At any rate, I think that in certain areas she is very intelligent, much moreso than people give her credit for. But her social intelligence is lacking, as are her communication skills. It made growing up with her an unusual experience. She doesn't usually make eye contact. Her sentences are often ambiguous or disjointed. She does not understand or experience emotions in a way that I can compare to the average human being. You know, I don't think I've ever in my entire life heard Maggie say, "I love you."

But I know she does.

Sometime in the past year or two, while I was off 500 miles away from my immediate family who I hadn't seen in months, I received a call from my mother. She was sitting aside a hospital bed, calling to tell me Maggie had gotten a serious MRSA infection. I could heard loud, aggravated grunts and groans in the background, as if in protest of something. My mother informed me that Maggie was angry because she absolutely insisted my mother didn't tell me she was in the hospital.

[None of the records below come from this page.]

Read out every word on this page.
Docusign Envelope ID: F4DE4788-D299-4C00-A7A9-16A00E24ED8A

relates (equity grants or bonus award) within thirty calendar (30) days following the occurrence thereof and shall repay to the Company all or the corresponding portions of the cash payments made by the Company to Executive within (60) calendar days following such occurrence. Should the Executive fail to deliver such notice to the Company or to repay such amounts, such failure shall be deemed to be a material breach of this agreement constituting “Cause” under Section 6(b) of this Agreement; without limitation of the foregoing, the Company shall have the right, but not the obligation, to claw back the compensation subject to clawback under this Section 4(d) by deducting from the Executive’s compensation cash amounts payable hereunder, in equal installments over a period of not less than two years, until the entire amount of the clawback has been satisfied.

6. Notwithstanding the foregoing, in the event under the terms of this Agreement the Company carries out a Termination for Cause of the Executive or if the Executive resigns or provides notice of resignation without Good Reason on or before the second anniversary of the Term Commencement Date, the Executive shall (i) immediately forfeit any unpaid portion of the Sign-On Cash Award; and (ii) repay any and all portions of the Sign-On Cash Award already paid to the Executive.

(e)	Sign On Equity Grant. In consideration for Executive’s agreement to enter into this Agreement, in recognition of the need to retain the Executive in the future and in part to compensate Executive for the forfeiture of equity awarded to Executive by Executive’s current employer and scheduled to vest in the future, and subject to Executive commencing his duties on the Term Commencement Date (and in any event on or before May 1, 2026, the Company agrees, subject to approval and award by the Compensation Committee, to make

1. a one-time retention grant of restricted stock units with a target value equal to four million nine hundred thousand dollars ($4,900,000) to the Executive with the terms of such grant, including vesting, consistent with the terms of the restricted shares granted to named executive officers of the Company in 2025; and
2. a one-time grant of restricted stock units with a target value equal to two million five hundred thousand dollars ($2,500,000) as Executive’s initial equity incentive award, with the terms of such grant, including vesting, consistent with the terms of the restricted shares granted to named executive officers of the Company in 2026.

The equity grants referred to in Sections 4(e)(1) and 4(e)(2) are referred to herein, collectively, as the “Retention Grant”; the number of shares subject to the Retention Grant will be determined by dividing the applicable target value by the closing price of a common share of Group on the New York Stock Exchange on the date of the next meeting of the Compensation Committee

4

I felt a pang in my heart. I don't know how it seems to an outside observer, but as someone that's known Maggie her entire life, what she did that day was the greatest expression of love I had ever seen from her, and perhaps ever felt in my own time. She understood the severity of her situation, and despite her own pain and difficulty, she wanted to spare me the burden of worrying about her. It was absolutely beautiful.

In reflection, I know why my gut reaction was to answer the initial question in the affirmative. Those with higher intelligence are often better capable of expressing their love, and so they can more deeply share their love, and by this line of thought, those of higher intelligence can more deeply fall in love with eachother. Communication is incredible that way. However, I must disagree with the sentiment that they can feel love more strongly, because at this point in time, I know better. My dear Magpie has shown me otherwise.